Am selben Tag traf sich Ponomarjow mit der Special Monitoring Mission der OSZE, um über das Schicksal der festgesetzten Inspekteure zu sprechen. Zuvor erklärten Separatisten, sie wollen ihre „Gäste“ gegen die von der ukrainischen Polizei festgenommenen prorussischen Aktivisten austauschen. Oberst Axel Schneider sagte am Sonntag, er wisse nichts über einen möglichen Austausch.

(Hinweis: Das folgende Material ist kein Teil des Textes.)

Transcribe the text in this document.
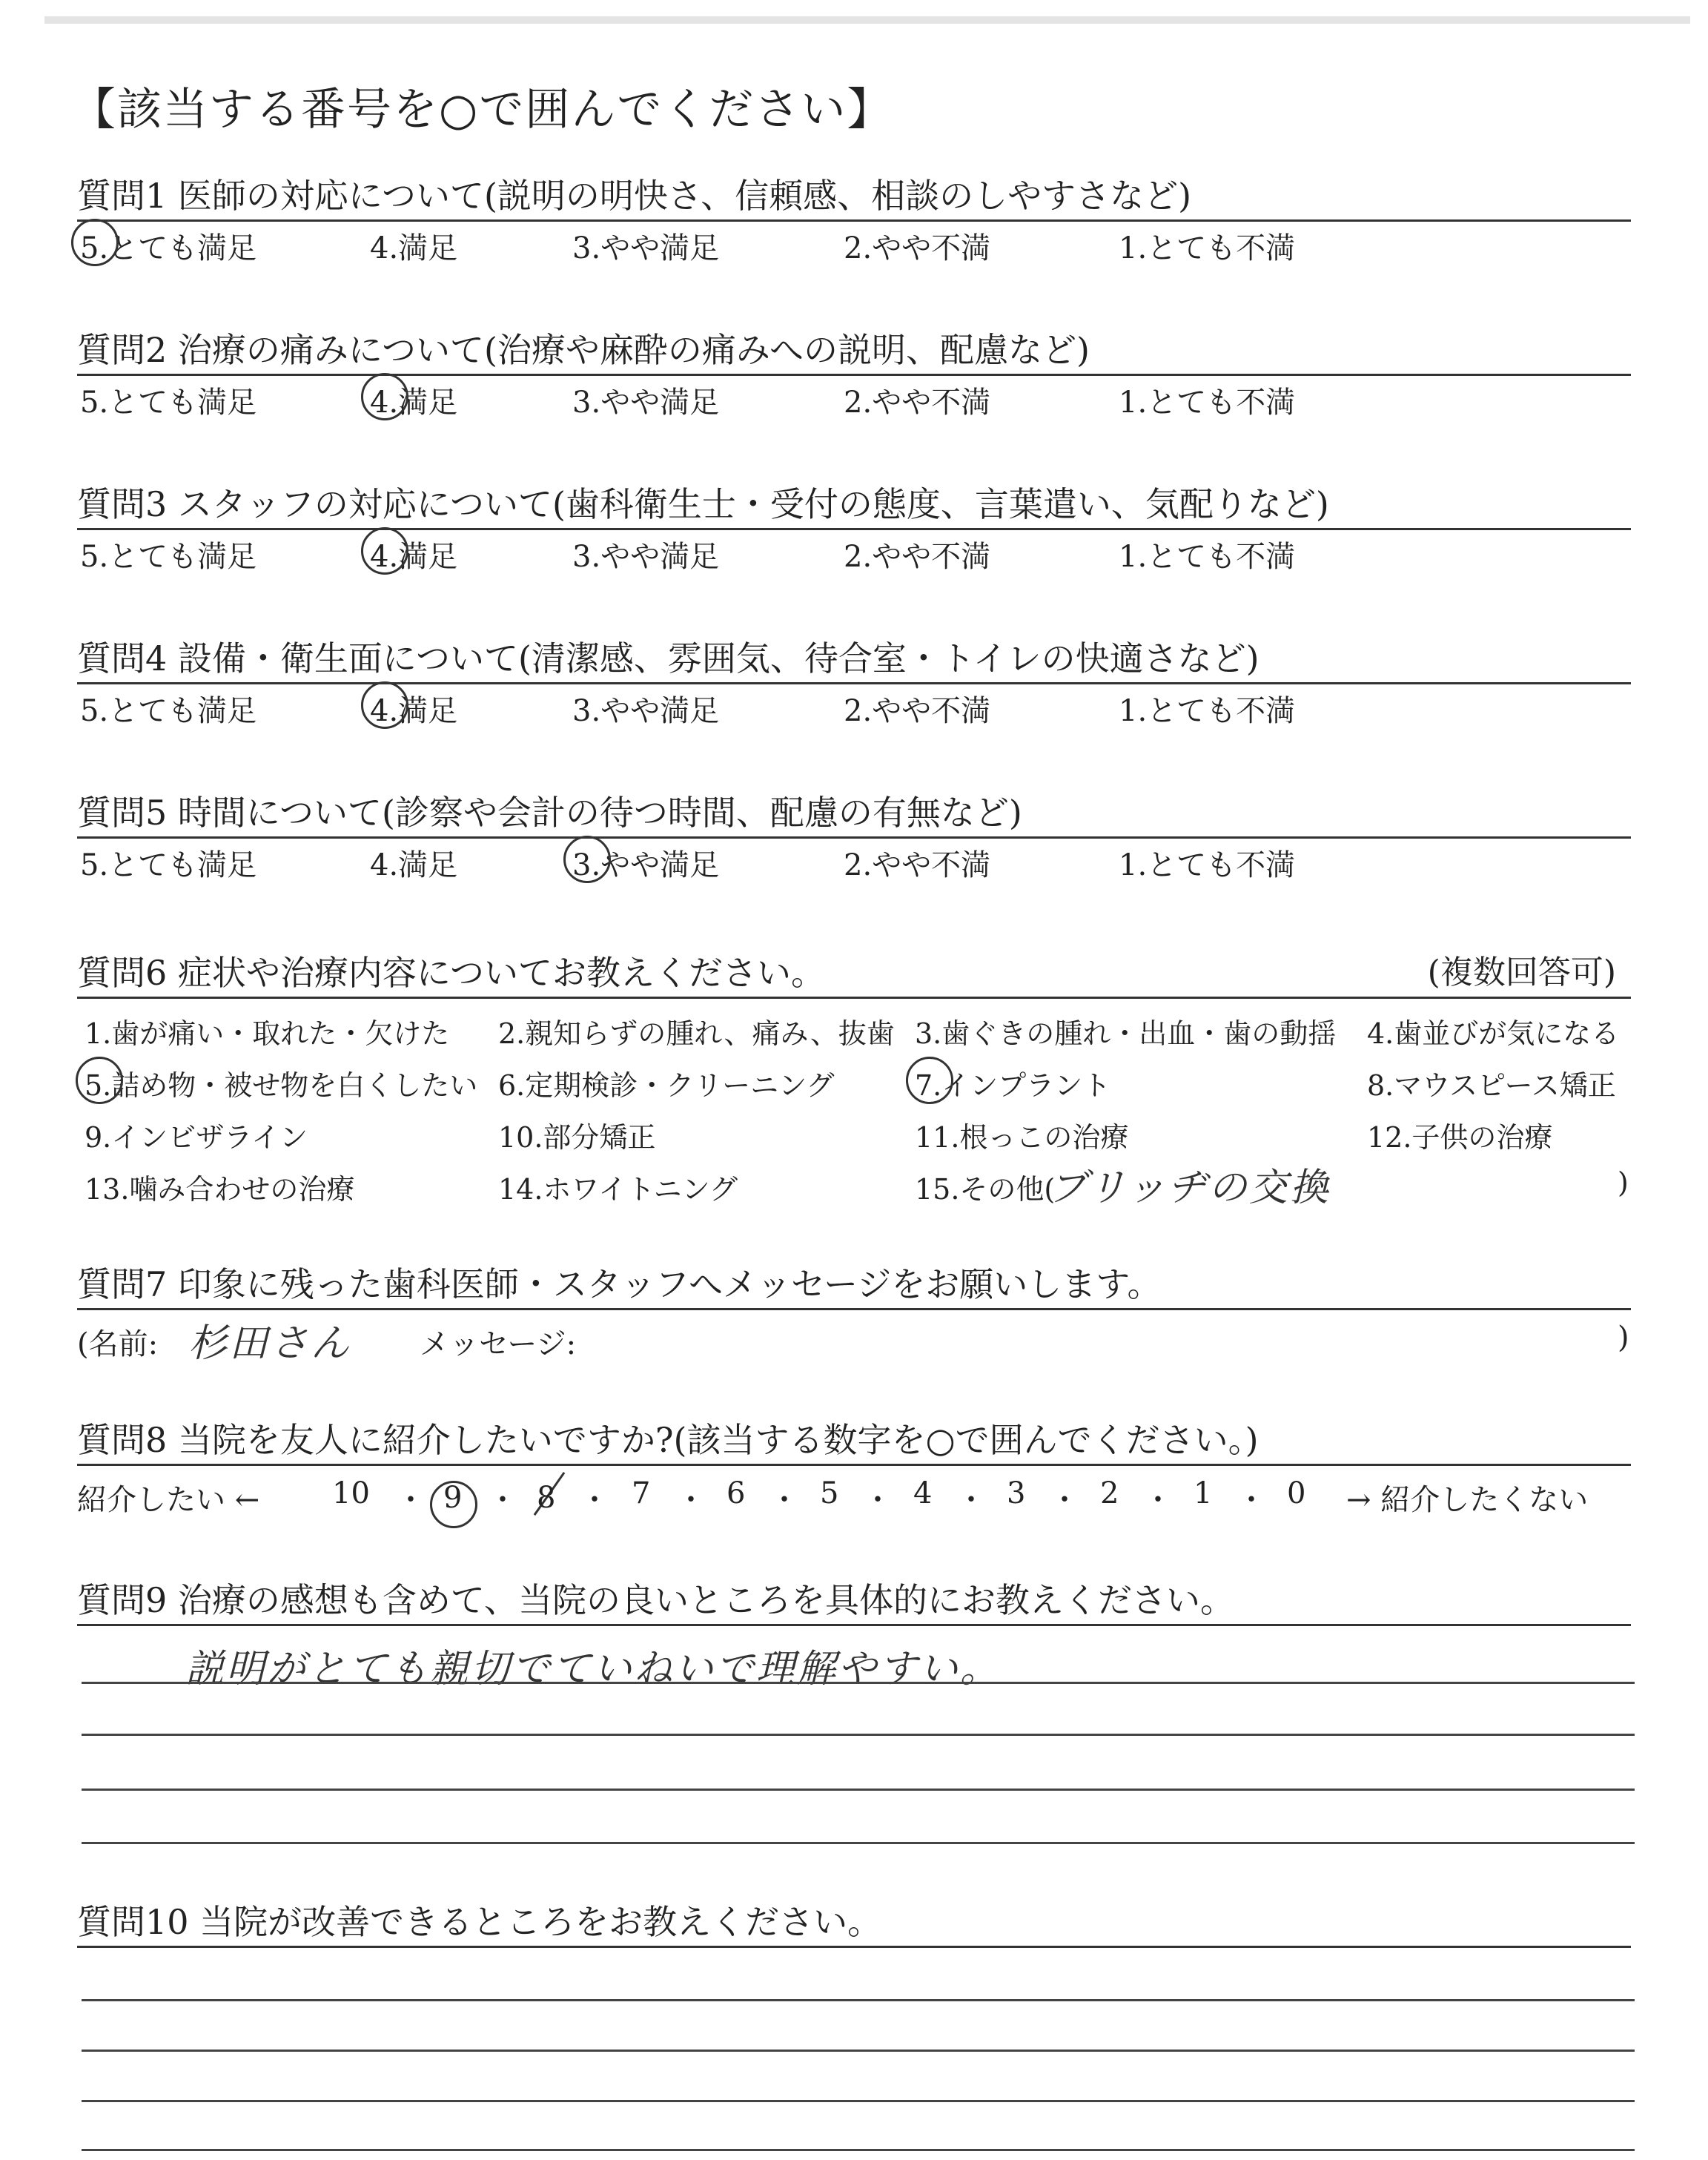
【該当する番号を○で囲んでください】
質問1 医師の対応について(説明の明快さ、信頼感、相談のしやすさなど)
5.とても満足	4.満足	3.やや満足	2.やや不満	1.とても不満
質問2 治療の痛みについて(治療や麻酔の痛みへの説明、配慮など)
5.とても満足	4.満足	3.やや満足	2.やや不満	1.とても不満
質問3 スタッフの対応について(歯科衛生士・受付の態度、言葉遣い、気配りなど)
5.とても満足	4.満足	3.やや満足	2.やや不満	1.とても不満
質問4 設備・衛生面について(清潔感、雰囲気、待合室・トイレの快適さなど)
5.とても満足	4.満足	3.やや満足	2.やや不満	1.とても不満
質問5 時間について(診察や会計の待つ時間、配慮の有無など)
5.とても満足	4.満足	3.やや満足	2.やや不満	1.とても不満
質問6 症状や治療内容についてお教えください。	(複数回答可)
1.歯が痛い・取れた・欠けた 2.親知らずの腫れ、痛み、抜歯 3.歯ぐきの腫れ・出血・歯の動揺 4.歯並びが気になる
5.詰め物・被せ物を白くしたい 6.定期検診・クリーニング	7.インプラント	8.マウスピース矯正
9.インビザライン	10.部分矯正	11.根っこの治療	12.子供の治療
13.噛み合わせの治療	14.ホワイトニング	15.その他(
ブリッヂの交換	)
質問7 印象に残った歯科医師・スタッフへメッセージをお願いします。
(名前: 杉田さん メッセージ:	)
質問8 当院を友人に紹介したいですか?(該当する数字を○で囲んでください。)
紹介したい ← 10 ・ 9 ・ 8 ・ 7 ・ 6 ・ 5 ・ 4 ・ 3 ・ 2 ・ 1 ・ 0 → 紹介したくない
質問9 治療の感想も含めて、当院の良いところを具体的にお教えください。
説明がとても親切でていねいで理解やすい。
質問10 当院が改善できるところをお教えください。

Die Separatisten in Slowjansk nehmen fast täglich neue Geiseln. Sie nahmen auch drei Männer fest, die angeblich zu dem ukrainischen Geheimdienst SBU gehören. Russische kremlnahe Medien zeigten Videos von drei blutverschmierten Männern, die ohne Hosen und Schuhe sitzen. Ihre Augen sind mit Klebeband verbunden. Slowjansk ist die militärische Hochburg der Separatisten in der Ostukraine. Die Kommandozentrale der bewaffneten Gruppen befindet sich im Gebäude des ukrainischen Geheimdienstes SBU, das die prorussischen Kräfte besetzt haben. Ausgerechnet hier werden die Geiseln festgehalten.

Am Sonnabend zeigte zum ersten Mal der Mann sein Gesicht, der das militärische Kommando in der Stadt hat: Igor Strelkow wirkt wie ein zurückhaltender Mann. Auf der Pressekonferenz las er sein Statement vor. Er sprach Russisch ohne ukrainischen Akzent und erklärte, dass ein Assistent des „Volksbürgermeisters“ von den ukrainischen Sicherheitsdiensten festgenommen wurde. Deshalb werde die Bürgerwehr von Donezk ab jetzt keine Gefangenen freilassen, ohne sie gegen festgenommene Aktivisten auszutauschen. Strelkow soll jetzt das Kommando über alle Bürgerwehren im Gebiet Donezk übernehmen. In der Ukraine ist er zur Fahndung ausgeschrieben. Der ukrainische Geheimdienst erklärte, Strelkow sei Offizier des russischen Militärgeheimdienstes.

Auch im Gebietszentrum Donezk verschärfte sich am Sonntag die Lage, als Separatisten das Gebäude des regionalen Fernsehsenders übernahmen. Donezk ist das politische Zentrum der Separatisten. Sie fordern ein Referendum über die Abspaltung der Region von der Ukraine. Doch findet die Ideen in der Bevölkerung bislang wenig Sympathie. Zu einer Demonstration für das Referendum kamen am Sonntag nur mehrere Hunderte Menschen auf den Lenin-Platz von Donezk.